The 14-(R)-hydroxy metabolite of clarithromycin, formed in man by first pass metabolism also has anti-microbial activity.  The MICs of this metabolite are equal to or two-fold higher than the MICs of the parent compound except for H. influenzae where the 14-hydroxy metabolite is two-fold more active than the parent compound.

 

Klacid IV for Infusion is usually active against the following organisms in vitro.
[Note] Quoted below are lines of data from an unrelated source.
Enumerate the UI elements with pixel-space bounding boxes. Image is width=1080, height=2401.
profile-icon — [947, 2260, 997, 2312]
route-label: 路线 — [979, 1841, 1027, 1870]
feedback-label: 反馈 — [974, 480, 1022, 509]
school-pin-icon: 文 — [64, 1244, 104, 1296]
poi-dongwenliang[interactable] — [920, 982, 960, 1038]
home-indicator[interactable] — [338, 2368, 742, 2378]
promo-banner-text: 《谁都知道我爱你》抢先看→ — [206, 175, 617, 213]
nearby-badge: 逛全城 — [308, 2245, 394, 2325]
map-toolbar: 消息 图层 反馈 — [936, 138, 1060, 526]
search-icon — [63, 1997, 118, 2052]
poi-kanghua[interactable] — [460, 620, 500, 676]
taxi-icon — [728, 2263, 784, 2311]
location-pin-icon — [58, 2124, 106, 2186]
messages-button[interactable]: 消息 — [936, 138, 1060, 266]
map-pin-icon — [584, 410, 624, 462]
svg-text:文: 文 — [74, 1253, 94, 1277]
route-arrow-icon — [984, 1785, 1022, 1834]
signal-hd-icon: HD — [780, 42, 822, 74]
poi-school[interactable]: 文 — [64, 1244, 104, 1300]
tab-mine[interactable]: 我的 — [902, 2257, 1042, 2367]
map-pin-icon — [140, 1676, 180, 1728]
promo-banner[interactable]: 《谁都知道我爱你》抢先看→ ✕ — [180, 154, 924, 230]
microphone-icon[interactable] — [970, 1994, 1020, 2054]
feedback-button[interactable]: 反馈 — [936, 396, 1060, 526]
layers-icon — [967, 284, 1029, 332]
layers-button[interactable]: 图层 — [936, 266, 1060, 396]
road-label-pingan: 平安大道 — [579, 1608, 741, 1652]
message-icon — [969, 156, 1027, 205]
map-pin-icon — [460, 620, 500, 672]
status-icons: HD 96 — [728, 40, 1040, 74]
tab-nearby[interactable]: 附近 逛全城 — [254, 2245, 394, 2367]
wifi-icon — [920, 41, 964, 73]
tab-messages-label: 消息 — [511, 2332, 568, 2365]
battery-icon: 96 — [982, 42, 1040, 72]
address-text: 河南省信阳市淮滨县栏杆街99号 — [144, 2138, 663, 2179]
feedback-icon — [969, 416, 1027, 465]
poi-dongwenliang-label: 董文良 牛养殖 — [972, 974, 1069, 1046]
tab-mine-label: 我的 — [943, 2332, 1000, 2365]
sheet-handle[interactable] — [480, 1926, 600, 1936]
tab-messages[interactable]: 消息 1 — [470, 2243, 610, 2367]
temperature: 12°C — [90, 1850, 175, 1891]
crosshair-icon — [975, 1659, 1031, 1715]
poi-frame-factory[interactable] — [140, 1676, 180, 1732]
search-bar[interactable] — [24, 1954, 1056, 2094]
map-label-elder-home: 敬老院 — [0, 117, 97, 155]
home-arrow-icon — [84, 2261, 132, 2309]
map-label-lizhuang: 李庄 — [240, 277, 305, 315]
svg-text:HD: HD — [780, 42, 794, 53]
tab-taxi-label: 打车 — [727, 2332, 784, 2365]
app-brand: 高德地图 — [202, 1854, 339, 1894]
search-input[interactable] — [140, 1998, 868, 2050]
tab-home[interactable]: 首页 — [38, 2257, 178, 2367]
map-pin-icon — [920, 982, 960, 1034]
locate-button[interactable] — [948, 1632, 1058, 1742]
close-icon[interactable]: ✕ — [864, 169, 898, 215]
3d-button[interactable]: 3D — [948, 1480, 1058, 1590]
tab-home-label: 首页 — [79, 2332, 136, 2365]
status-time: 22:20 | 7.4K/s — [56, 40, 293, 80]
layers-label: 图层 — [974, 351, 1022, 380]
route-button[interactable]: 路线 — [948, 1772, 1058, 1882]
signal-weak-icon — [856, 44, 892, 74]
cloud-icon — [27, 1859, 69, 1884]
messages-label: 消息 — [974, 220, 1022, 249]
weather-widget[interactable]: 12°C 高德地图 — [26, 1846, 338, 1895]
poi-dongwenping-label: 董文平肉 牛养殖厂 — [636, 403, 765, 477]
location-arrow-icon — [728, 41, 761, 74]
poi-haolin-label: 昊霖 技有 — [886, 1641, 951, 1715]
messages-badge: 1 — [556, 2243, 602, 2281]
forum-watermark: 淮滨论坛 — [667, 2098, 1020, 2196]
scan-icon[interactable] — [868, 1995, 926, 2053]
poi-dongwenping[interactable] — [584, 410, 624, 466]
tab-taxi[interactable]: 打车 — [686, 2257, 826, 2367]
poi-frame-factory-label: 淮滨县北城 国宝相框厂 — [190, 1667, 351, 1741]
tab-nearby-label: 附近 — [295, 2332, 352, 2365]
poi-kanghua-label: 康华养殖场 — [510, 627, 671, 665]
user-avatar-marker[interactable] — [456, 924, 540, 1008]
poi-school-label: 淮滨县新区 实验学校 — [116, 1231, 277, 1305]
Please see below for table of MIC breakpoints.

 

Gram-positive Bacteria:  Staphylococcus aureus (methicillin susceptible); Streptococcus pyogenes (Group A beta-haemolytic streptococci); alpha-haemolytic streptococcus (viridans group); Streptococcus (Diplococcus) pneumoniae; Streptococcus agalactiae; Listeria monocytogenes.

 

Gram-negative Bacteria:  Haemophilus influenzae, Haemophilus parainfluenzae, Moraxella (Branhamella) catarrhalis, Neisseria gonorrhoeae; Legionella pneumophila, Bordetella pertussis, Helicobacter pylori; Campylobacter jejuni.

 

Mycoplasma:  Mycoplasma pneumoniae; Ureaplasma urealyticum.

 

Other Organisms:  Chlamydia trachomatis; Mycobacterium avium; Mycobacterium leprae; Chlamydia pneumoniae.

 

Anaerobes:  Macrolide-susceptible Bacteriodes fragilis; Clostridium perfringens; Peptococcus species; Peptostreptococcus species; Propionibacterium acnes.

 

Clarithromycin has bactericidal activity against several bacterial strains.  These organisms include H. influenzae, Streptococcus pneumoniae, Streptococcus pyogenes, Streptococcus agalactiae, Morazella (Brahamella) catarrhalis, Neisseria gonorrhoeae, Helicobacter pylori and Campylobacter spp.

 

The activity of clarithromycin against H. pylori is greater at neutral pH than at acid pH.

 

Breakpoints

The following breakpoints for clarithromycin, separating susceptible organisms from resistant organisms, have been established by the European Committee for Antimicrobial Susceptibility Testing (EUCAST).

Breakpoints (MIC, μg/ml)
Microorganism	Susceptible (£)	Resistant (>)
Streptococcus spp.	0.25 mg/ml	0.5 mg/ml
Staphylococcus spp.	1 mg/ml	2 mg/ml
Haemophilus spp.	1 mg/ml	32 mg/ml
Moraxella catarrhalis	0.25 mg/ml	0.5 mg/ml
Clarithromycin is used for the eradication of H. pylori; minimum inhibitory concentration (MIC) ≤ 0.25 mg/ml which has been established as the susceptible breakpoint by the Clinical and Laboratory Standards Institute (CLSI).